Exercises: conjugate gradient and matrices

Overview

Teaching: 10 min
Exercises: 50 min

Questions

• How can I really push what I’ve learnt so far?

Objectives

• Write a conjugate gradient solver.

• Read a Matrix Market Exchange file and plot a downloaded matrix.

Exercises

To finish things off, here are two fairly substantial exercises you can tackle which should put everything you’ve learnt to the test.

Conjugate gradient solver

Contrasting with the very specific tri-diagonal solver we’ve been working on, the conjugate gradient method provides a slightly more general method for the solution of linear systems Ax = b – at least for symmetric positive definite matrices. The algorithm is explained in detail on Wikipedia, and if you are very interested you might like to read An Introduction to the Conjugate Gradient Method Without the Agonizing Pain.

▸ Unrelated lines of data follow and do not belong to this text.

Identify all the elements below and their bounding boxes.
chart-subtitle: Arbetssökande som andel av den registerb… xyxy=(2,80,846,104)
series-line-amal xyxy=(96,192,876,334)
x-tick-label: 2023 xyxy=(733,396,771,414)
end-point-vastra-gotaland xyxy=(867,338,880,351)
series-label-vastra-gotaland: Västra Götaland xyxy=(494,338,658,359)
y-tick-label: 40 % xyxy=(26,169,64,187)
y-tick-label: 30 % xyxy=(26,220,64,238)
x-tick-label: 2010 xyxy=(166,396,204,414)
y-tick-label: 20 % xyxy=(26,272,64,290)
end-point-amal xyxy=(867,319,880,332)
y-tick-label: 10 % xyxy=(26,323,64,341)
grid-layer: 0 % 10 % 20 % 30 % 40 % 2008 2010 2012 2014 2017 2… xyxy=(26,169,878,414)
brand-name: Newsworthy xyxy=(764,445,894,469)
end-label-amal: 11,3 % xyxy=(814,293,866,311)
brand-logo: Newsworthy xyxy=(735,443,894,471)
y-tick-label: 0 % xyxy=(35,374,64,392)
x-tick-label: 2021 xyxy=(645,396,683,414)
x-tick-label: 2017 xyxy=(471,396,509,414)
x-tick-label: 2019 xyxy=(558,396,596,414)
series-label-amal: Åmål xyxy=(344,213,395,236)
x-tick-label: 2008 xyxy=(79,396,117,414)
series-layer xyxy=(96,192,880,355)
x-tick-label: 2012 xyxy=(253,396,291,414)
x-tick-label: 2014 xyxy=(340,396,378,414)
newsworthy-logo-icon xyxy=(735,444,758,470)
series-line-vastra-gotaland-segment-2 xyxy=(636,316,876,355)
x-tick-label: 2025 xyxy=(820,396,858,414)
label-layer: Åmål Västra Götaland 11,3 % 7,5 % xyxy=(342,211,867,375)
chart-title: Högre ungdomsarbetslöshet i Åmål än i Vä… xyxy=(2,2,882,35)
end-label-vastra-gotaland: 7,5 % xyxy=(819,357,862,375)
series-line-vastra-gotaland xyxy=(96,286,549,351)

However, it is not necessary to understand the details, as here we are just interested in implementing the algorithm.

There are two main steps involved. The first is to perform a matrix-vector multiplication. This can be done using the Fortran intrinsic function matmul(). (Or you can have a go at implementing your own version - it’s not too difficult.)

The second step is to compute a scalar residual from a vector residual. If we have an array (vector) r(1:n) this can be done with:

  residual = sum(r(:)*r(:))

All the operations in the algorithm can be composed of these, as well as vector additions and multiplications by a scalar.

A template program cg_test.f90 is provided with a small matrix to use as a test. You need to implement a module cgradient which supplies a function cg_test() taking the arguments set out in the template.

Remember that you can always check your answer by multiplying out Ax to recover the original right-hand side b.

Solution

You can check a suggested solution with cg_test.f90 and cgradient_solution.f90.

Storage of large sparse matrices

The Matrix Market provides a number of archived matrices of different types. It also defines a simple ASCII format for the storage of sparse matrices.

The Matrix Market Exchange format .mtx files are structured as follows.

%% Exactly one header line starting %%
% Zero or more comment lines starting %
nrows ncols nnonzero
i1 j1 a(i1,j1)
i2 j2 a(i2,j2)
...

where nrows and ncols are the number of rows and columns in the matrix, respectively. nnonzero is the number of non-zero entries in the matrix. For each non-zero entry there then follows a single line which contains the row index, the column index, and the value of the matrix element itself.

Download an example, e.g.,

$ wget https://math.nist.gov/pub/MatrixMarket2/Harwell-Boeing/laplace/gr_30_30.mtx.gz
$ gunzip gr_30_30.mtx

If you look at the first few line of this example, you should see

%%MatrixMarket matrix coordinate real symmetric
900 900 4322
1 1  8.0000000000000e+00
2 1 -1.0000000000000e+00
31 1 -1.0000000000000e+00
32 1 -1.0000000000000e+00
2 2  8.0000000000000e+00

• Define a type that can hold the sparse representation and provide a procedure which initialises such a type from a file.

• Provide a procedure which brings into existence a dense matrix (just a two-dimensional array) initialised with the correct non-zero elements.

• Use the .pbm file generator to produce an image of the non-zero elements to provide a check the file has been read correctly.

• Try some other matrices from the Matrix Market.

Solution

A suggested solution in provided in mmtest.f90 and mmarket.f90.

Key Points

• Fortran performance and array handling make it ideal for the solution of intense problems.